State rep questions Florida property tax cap
Championing the cause of Massachusetts residents with second homes in Florida who pay higher property taxes than residents there, Rep. Eric Turkington (D-Cape and Islands) recently wrote state Attorney General Martha Coakley urging her to join other states' attorneys general in supporting a class action lawsuit protesting tax discrimination against out-of-state property owners in Florida.
The lawsuit, Lanning et al v. Pilcher et al., questions the constitutionality of a "Save Our Homes Amendment" (SOHA) to the Florida constitution passed by voters in 1992, according to a recent press release from Mr. Turkington's office. The SOHA caps the annual assessment on a property owned by a Florida resident at either 3 percent of the assessment for the prior year or the percent increase in the Consumer Price Index (CPI).
As the law stands, someone who buys a second home in Florida has to pay property taxes as much as three times higher than a Florida resident who qualifies for the tax cap, according to a Jan. 27 article in the Miami Herald.

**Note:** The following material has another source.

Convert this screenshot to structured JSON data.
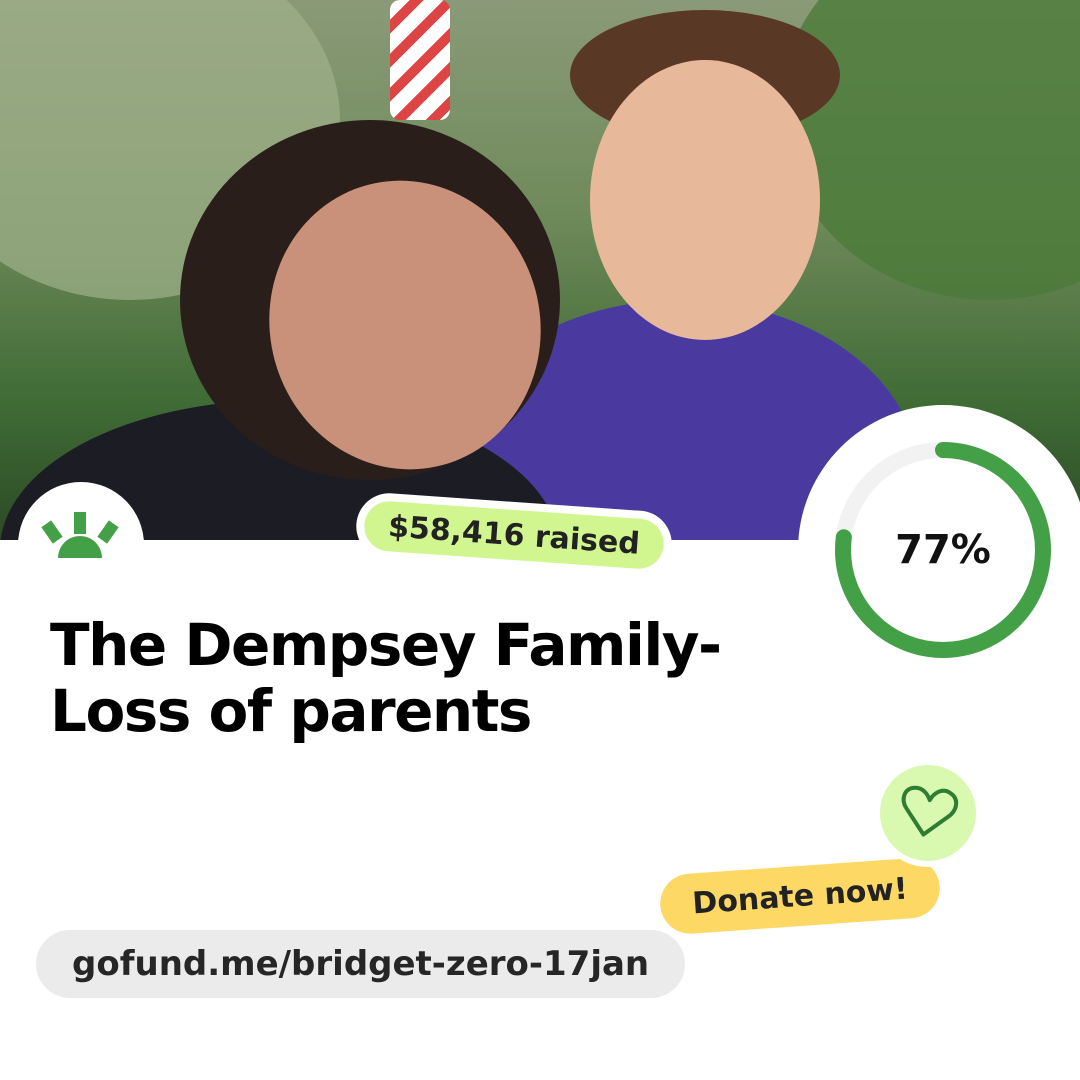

In Mr. Turkington's press release, he said that although the class-action lawsuit was filed in Florida on behalf of Georgia residents, he petitioned Attorney General Coakley to file an amicus curia ("friend of the court") brief on behalf of all the residents in Massachusetts who own property in Florida.
"I sent a letter to the attorney general pointing out we have a lot of people in Massachusetts who are affected by this 'Save Our Homes' language in Florida, which makes our people pay a lot more taxes than their residents do on the same properties," Mr. Turkington said in a phone call last week.

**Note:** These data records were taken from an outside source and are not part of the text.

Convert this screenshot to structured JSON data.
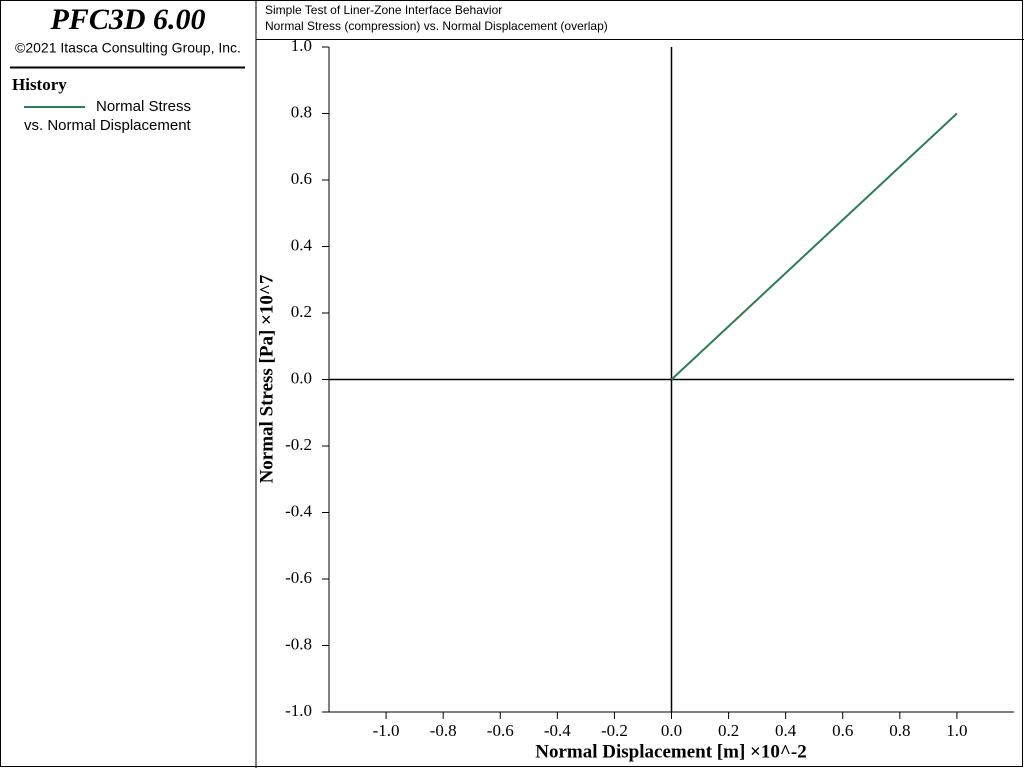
{
  "header": {
    "product": "PFC3D 6.00",
    "copyright": "©2021 Itasca Consulting Group, Inc.",
    "panel_title": "History"
  },
  "chart_data": {
    "type": "line",
    "title": "Simple Test of Liner-Zone Interface Behavior",
    "subtitle": "Normal Stress (compression) vs. Normal Displacement (overlap)",
    "x_label": "Normal Displacement [m] ×10^-2",
    "y_label": "Normal Stress [Pa] ×10^7",
    "x": [
      0,
      1.0
    ],
    "series": [
      {
        "name": "Normal Stress vs. Normal Displacement",
        "color": "#2e7d55",
        "values": [
          0,
          0.8
        ]
      }
    ],
    "xlim": [
      -1.2,
      1.2
    ],
    "ylim": [
      -1.0,
      1.0
    ],
    "xticks": [
      {
        "value": -1.0,
        "label": "-1.0"
      },
      {
        "value": -0.8,
        "label": "-0.8"
      },
      {
        "value": -0.6,
        "label": "-0.6"
      },
      {
        "value": -0.4,
        "label": "-0.4"
      },
      {
        "value": -0.2,
        "label": "-0.2"
      },
      {
        "value": 0,
        "label": "0.0"
      },
      {
        "value": 0.2,
        "label": "0.2"
      },
      {
        "value": 0.4,
        "label": "0.4"
      },
      {
        "value": 0.6,
        "label": "0.6"
      },
      {
        "value": 0.8,
        "label": "0.8"
      },
      {
        "value": 1.0,
        "label": "1.0"
      }
    ],
    "yticks": [
      {
        "value": -1.0,
        "label": "-1.0"
      },
      {
        "value": -0.8,
        "label": "-0.8"
      },
      {
        "value": -0.6,
        "label": "-0.6"
      },
      {
        "value": -0.4,
        "label": "-0.4"
      },
      {
        "value": -0.2,
        "label": "-0.2"
      },
      {
        "value": 0,
        "label": "0.0"
      },
      {
        "value": 0.2,
        "label": "0.2"
      },
      {
        "value": 0.4,
        "label": "0.4"
      },
      {
        "value": 0.6,
        "label": "0.6"
      },
      {
        "value": 0.8,
        "label": "0.8"
      },
      {
        "value": 1.0,
        "label": "1.0"
      }
    ]
  }
}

"Obviously we don't do this in Massachusetts, and I don't think they should do it in Florida, either," he added. The tax situation also acts as an incentive for Massachusetts residents to make Florida their primary residence.
Mr. Turkington believes the class-action lawsuit is the only avenue to remedy the tax discrimination. It would take a 60-percent majority vote on the state ballot to repeal the SOHA, which is supported by the vast majority of Florida residents who benefit from it, he explained. The only recourse for non-Florida property owners seeking equal taxation is through the class-action lawsuit asking that the SOHA be declared unconstitutional.
Mr. Turkington said that a complaint from a constituent prompted him to take up the Florida property tax discrimination matter with Attorney General Coakley, because many of his Barnstable County, Dukes County, and Nantucket District constituents are second homeowners in Florida. When asked if he owns a home in Florida, Mr. Turkington said yes, but reiterated that it was a constituent that brought the tax inequity to his attention. Mr. Turkington declined to say how long he has owned his Florida home. "That's neither here nor there," he said.
Mr. Turkington said he does not consider Florida's tax assessment cap for residents as similar to the residential exemption granted to taxpayers meeting specific residency requirements in 13 Massachusetts towns - including Barnstable, Tisbury, and Nantucket, which are in his district. "The SOHA has some similarities with the 20 percent piece, but not a great deal," he said.
The Massachusetts residential exemption reduces the taxable valuation of a taxpayer's primary residence by up to 20 percent of the average home value in the town. According to the Massachusetts Department of Revenue, granting the exemption raises the residential tax rate and shifts the residential tax burden from low and moderately valued homes to apartments and higher valued homes.
"I believe the Florida situation is if you live in the state, you get treated one way, and if you're from out of the state, another way. That's not the case with the Tisbury situation."
Tisbury voted to establish a residential exemption in 1988, which is given to town residents who qualify by filing an application and copies of documents showing proof of their residency. Last December the selectmen approved continuing the residential tax exemption at 20 percent.
In discussions about the exemption before their vote, the selectmen said they feel it helps year-round residents cope with the high cost of living on the Island.
When told that the Tisbury selectmen said they are in favor of a residential exemption as a way to help reduce the Island's high cost of living for year-round residents by shifting some of their tax burden to seasonal residents, Mr. Turkington said he agreed with them.
"It's a modest cost shift to people who by definition have the ability to pay it," he said. "So I wouldn't argue with them for a minute, although I'm sure second homeowners will."